Commitments and Contingencies
In the ordinary course of business, the Company enters into contractual agreements with third parties that include non-cancelable payment obligations, for which the Company is liable in future periods.
On June 3, 2021, the Company entered into a lease agreement for a new cGMP facility in Alameda, California to support planned initial clinical trials for our product candidates. The lease will expire in 2032. Refer to Note 6. Operating Leases, for further details of the leases.
In 2021, the Company entered into a three-year collaboration and option agreement with BlueRock Therapeutics LP (“BlueRock”) under which the Company granted BlueRock an option to acquire an exclusive or non-exclusive license to develop, manufacture and commercialize cell therapy products. Refer to Note 16. Related Parties, for further details of the related parties. In consideration for the option, the Company is responsible for up to $10.0 million in costs and expenses incurred over the three-year term.

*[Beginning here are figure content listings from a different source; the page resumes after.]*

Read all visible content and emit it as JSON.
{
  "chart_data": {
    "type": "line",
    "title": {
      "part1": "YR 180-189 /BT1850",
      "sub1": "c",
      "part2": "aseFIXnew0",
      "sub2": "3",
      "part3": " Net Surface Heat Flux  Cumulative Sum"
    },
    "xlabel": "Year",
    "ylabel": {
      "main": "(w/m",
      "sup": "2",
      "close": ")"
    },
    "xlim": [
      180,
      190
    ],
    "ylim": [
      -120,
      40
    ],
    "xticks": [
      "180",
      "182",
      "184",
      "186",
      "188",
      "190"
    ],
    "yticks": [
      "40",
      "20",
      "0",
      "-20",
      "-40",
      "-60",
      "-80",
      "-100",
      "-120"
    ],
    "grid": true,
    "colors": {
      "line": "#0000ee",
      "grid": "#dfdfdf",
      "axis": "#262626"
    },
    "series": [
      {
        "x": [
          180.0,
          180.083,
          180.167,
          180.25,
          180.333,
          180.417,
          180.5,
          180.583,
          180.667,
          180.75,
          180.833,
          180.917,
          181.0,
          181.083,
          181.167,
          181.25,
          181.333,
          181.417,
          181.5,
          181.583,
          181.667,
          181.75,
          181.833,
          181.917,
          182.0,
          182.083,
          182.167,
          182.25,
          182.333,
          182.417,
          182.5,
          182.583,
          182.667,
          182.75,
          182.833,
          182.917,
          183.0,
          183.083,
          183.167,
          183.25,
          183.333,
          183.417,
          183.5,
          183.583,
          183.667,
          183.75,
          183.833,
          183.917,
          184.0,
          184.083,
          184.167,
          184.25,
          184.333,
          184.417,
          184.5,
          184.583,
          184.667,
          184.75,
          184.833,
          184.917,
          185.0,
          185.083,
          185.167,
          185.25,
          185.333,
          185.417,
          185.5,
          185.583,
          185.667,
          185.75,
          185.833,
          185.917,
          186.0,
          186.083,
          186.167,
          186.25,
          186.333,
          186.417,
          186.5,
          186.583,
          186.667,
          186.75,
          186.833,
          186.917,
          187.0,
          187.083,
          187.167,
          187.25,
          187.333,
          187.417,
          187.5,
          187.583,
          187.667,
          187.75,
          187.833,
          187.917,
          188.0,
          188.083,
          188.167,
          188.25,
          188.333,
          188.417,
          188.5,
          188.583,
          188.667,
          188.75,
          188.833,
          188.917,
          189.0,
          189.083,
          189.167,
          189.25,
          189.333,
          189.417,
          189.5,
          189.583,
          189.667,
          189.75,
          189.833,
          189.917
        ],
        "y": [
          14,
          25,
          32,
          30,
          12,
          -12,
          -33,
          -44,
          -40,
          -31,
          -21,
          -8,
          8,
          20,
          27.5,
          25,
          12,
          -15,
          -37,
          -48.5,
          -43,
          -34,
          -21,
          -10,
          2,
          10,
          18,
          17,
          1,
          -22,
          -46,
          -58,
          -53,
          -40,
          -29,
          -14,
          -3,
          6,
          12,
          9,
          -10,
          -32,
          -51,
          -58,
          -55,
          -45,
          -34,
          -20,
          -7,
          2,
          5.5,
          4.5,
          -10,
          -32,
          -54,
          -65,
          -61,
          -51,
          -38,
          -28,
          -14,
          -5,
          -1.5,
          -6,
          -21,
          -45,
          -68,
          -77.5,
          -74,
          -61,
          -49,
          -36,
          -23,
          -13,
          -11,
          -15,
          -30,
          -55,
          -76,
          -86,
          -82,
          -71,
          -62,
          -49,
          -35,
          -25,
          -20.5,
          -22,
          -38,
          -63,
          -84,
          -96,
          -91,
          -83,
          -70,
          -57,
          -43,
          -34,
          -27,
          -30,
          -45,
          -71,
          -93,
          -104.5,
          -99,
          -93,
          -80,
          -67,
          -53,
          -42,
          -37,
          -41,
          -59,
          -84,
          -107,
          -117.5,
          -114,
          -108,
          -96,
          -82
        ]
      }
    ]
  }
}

As of December 31, 2024, purchase commitments related to sponsored research agreements amounted to approximately $0.3 million.

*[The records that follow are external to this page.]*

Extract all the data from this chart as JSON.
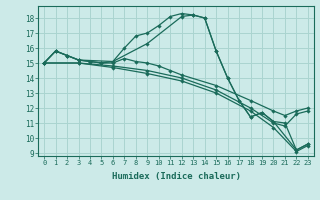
{
  "xlabel": "Humidex (Indice chaleur)",
  "bg_color": "#cceae8",
  "grid_color": "#aad4d0",
  "line_color": "#1a6b5a",
  "xlim": [
    -0.5,
    23.5
  ],
  "ylim": [
    8.8,
    18.8
  ],
  "yticks": [
    9,
    10,
    11,
    12,
    13,
    14,
    15,
    16,
    17,
    18
  ],
  "xticks": [
    0,
    1,
    2,
    3,
    4,
    5,
    6,
    7,
    8,
    9,
    10,
    11,
    12,
    13,
    14,
    15,
    16,
    17,
    18,
    19,
    20,
    21,
    22,
    23
  ],
  "series": [
    {
      "x": [
        0,
        1,
        2,
        3,
        4,
        5,
        6,
        7,
        8,
        9,
        10,
        11,
        12,
        13,
        14,
        15,
        16,
        17,
        18,
        19,
        20,
        22,
        23
      ],
      "y": [
        15.0,
        15.8,
        15.5,
        15.2,
        15.1,
        15.0,
        15.1,
        16.0,
        16.8,
        17.0,
        17.5,
        18.1,
        18.3,
        18.2,
        18.0,
        15.8,
        14.0,
        12.5,
        11.4,
        11.7,
        11.1,
        9.2,
        9.6
      ]
    },
    {
      "x": [
        0,
        1,
        2,
        3,
        6,
        9,
        12,
        13,
        14,
        15,
        16,
        17,
        18,
        19,
        20,
        21,
        22,
        23
      ],
      "y": [
        15.0,
        15.8,
        15.5,
        15.2,
        15.1,
        16.3,
        18.1,
        18.2,
        18.0,
        15.8,
        14.0,
        12.5,
        11.4,
        11.7,
        11.1,
        11.0,
        9.2,
        9.6
      ]
    },
    {
      "x": [
        0,
        1,
        2,
        3,
        4,
        5,
        6,
        7,
        8,
        9,
        10,
        11,
        12,
        15,
        18,
        20,
        21,
        22,
        23
      ],
      "y": [
        15.0,
        15.8,
        15.5,
        15.2,
        15.1,
        15.0,
        15.0,
        15.3,
        15.1,
        15.0,
        14.8,
        14.5,
        14.2,
        13.5,
        12.5,
        11.8,
        11.5,
        11.8,
        12.0
      ]
    },
    {
      "x": [
        0,
        3,
        6,
        9,
        12,
        15,
        18,
        20,
        21,
        22,
        23
      ],
      "y": [
        15.0,
        15.0,
        14.8,
        14.5,
        14.0,
        13.2,
        12.0,
        11.0,
        10.8,
        11.6,
        11.8
      ]
    },
    {
      "x": [
        0,
        3,
        6,
        9,
        12,
        15,
        18,
        20,
        22,
        23
      ],
      "y": [
        15.0,
        15.0,
        14.7,
        14.3,
        13.8,
        13.0,
        11.8,
        10.7,
        9.1,
        9.5
      ]
    }
  ]
}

The Company has entered into license agreements under which they are obligated to make annual maintenance payments of $0.1 million and specified milestone and royalty payments. Future milestone and royalty payments under these agreements are not considered contractual obligations since the payments under these agreements are contingent upon future events, such as the Company’s achievement of specified development, regulatory, and sales milestones, or generating product sales. As of December 31, 2024, the Company is unable to estimate the timing or likelihood of achieving these milestones or generating future product sales.
In connection with the Merger, former holders of Legacy Senti common stock and preferred stock may receive up to 100,000 additional shares of the Company’s common stock in one remaining tranche. Refer to Note 7. Stockholders’ Equity, for further details of the contingent earnout liability.

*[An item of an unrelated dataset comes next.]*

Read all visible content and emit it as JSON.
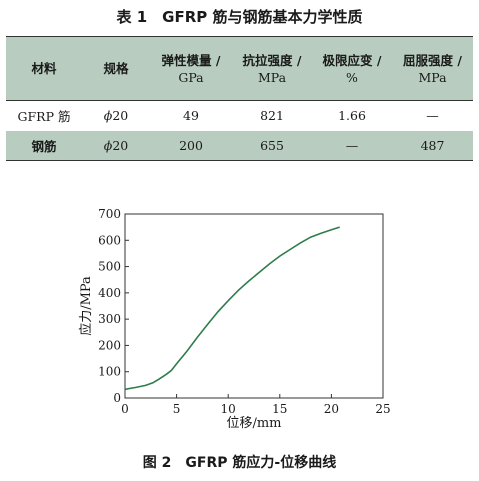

As part of the amendment to the Framework Agreement with Valere Bio and GeneFab, we agreed to make an additional advance payment of $10.0 million. As of December 31, 2024, the Company had made $6.0 million of the $10.0 million payment, with the remaining $4.0 million paid in January 2025. This amount is recorded in GeneFab prepaid expenses - related party.
Legal Proceedings
The Company is subject to claims and assessments from time to time in the ordinary course of business but does not believe that any such matters, individually or in the aggregate, will have a material adverse effect on the Company’s financial position, results of operations, or cash flows.
Indemnification
In the ordinary course of business, the Company enters into agreements that may include indemnification provisions. Pursuant to such agreements, the Company may indemnify, hold harmless and defend an indemnified party for losses suffered or incurred by the indemnified party. Some of the provisions will limit losses to those arising from third-party actions. In some cases, the indemnification will continue after the termination of the agreement. The maximum potential amount of future payments the Company could be required to make under these provisions is not determinable. The Company has never incurred material costs to defend lawsuits or settle claims related to these indemnification provisions and has never accrued any liabilities related to such obligations in its consolidated financial statements. The Company has also entered into indemnification agreements with its directors and officers that may require the Company to indemnify its directors and officers against liabilities that may arise by reason of their status or service as directors or officers to the fullest extent permitted by Delaware corporate law. The Company currently has directors’ and officers’ insurance.